Prior work lacks systematic evaluation of large language models’ (LLMs) ability to simultaneously follow multiple instructions—a critical yet underexplored capability. Method: We introduce two dedicated benchmarks—ManyIFEval for text generation and StyleMBPP for code generation—covering diverse multi-instruction combinations. To enable efficient assessment, we propose lightweight regression models (e.g., logistic regression) that predict model performance using features such as instruction count, generalizing to unseen instruction sets and arbitrary instruction numbers. Results: Experiments reveal a pronounced performance degradation with increasing instruction count; our models achieve accurate predictions (within ~10% error) using only 300–500 samples, drastically reducing evaluation overhead. Our core contributions are: (1) the first systematic benchmarking framework for multi-instruction following, (2) a generalizable performance prediction methodology, and (3) the first quantitative characterization of the inverse relationship between instruction count and adherence performance.

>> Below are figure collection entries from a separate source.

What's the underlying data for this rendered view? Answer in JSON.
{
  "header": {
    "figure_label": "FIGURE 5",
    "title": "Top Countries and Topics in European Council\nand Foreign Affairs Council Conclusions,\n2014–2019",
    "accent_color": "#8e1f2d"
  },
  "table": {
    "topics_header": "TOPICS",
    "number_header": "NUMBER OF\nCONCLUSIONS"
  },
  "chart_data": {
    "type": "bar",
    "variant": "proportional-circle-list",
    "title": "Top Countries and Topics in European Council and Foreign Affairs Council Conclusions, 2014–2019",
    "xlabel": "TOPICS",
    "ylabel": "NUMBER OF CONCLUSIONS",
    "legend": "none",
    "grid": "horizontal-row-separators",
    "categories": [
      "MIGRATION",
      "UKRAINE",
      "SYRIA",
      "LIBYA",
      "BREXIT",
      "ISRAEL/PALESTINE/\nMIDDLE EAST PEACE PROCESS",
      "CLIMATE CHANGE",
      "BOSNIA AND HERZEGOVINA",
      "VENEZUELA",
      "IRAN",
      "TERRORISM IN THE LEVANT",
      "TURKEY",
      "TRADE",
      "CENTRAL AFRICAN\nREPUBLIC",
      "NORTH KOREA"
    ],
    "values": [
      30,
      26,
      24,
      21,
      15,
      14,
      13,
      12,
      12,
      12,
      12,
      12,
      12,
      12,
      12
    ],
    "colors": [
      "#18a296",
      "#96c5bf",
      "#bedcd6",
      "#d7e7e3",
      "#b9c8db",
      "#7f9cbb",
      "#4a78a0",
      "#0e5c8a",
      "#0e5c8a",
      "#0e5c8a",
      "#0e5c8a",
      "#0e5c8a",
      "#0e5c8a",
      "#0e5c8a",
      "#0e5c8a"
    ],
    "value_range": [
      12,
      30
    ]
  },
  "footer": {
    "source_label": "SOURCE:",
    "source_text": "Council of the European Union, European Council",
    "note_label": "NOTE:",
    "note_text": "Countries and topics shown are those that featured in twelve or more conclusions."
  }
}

As large language models (LLMs) are increasingly applied to real-world scenarios, it becomes crucial to understand their ability to follow multiple instructions simultaneously. To systematically evaluate these capabilities, we introduce two specialized benchmarks for fundamental domains where multiple instructions following is important: Many Instruction-Following Eval (ManyIFEval) for text generation with up to ten instructions, and Style-aware Mostly Basic Programming Problems (StyleMBPP) for code generation with up to six instructions. Our experiments with the created benchmarks across ten LLMs reveal that performance consistently degrades as the number of instructions increases. Furthermore, given the fact that evaluating all the possible combinations of multiple instructions is computationally impractical in actual use cases, we developed three types of regression models that can estimate performance on both unseen instruction combinations and different numbers of instructions which are not used during training. We demonstrate that a logistic regression model using instruction count as an explanatory variable can predict performance of following multiple instructions with approximately 10% error, even for unseen instruction combinations. We show that relatively modest sample sizes (500 for ManyIFEval and 300 for StyleMBPP) are sufficient for performance estimation, enabling efficient evaluation of LLMs under various instruction combinations.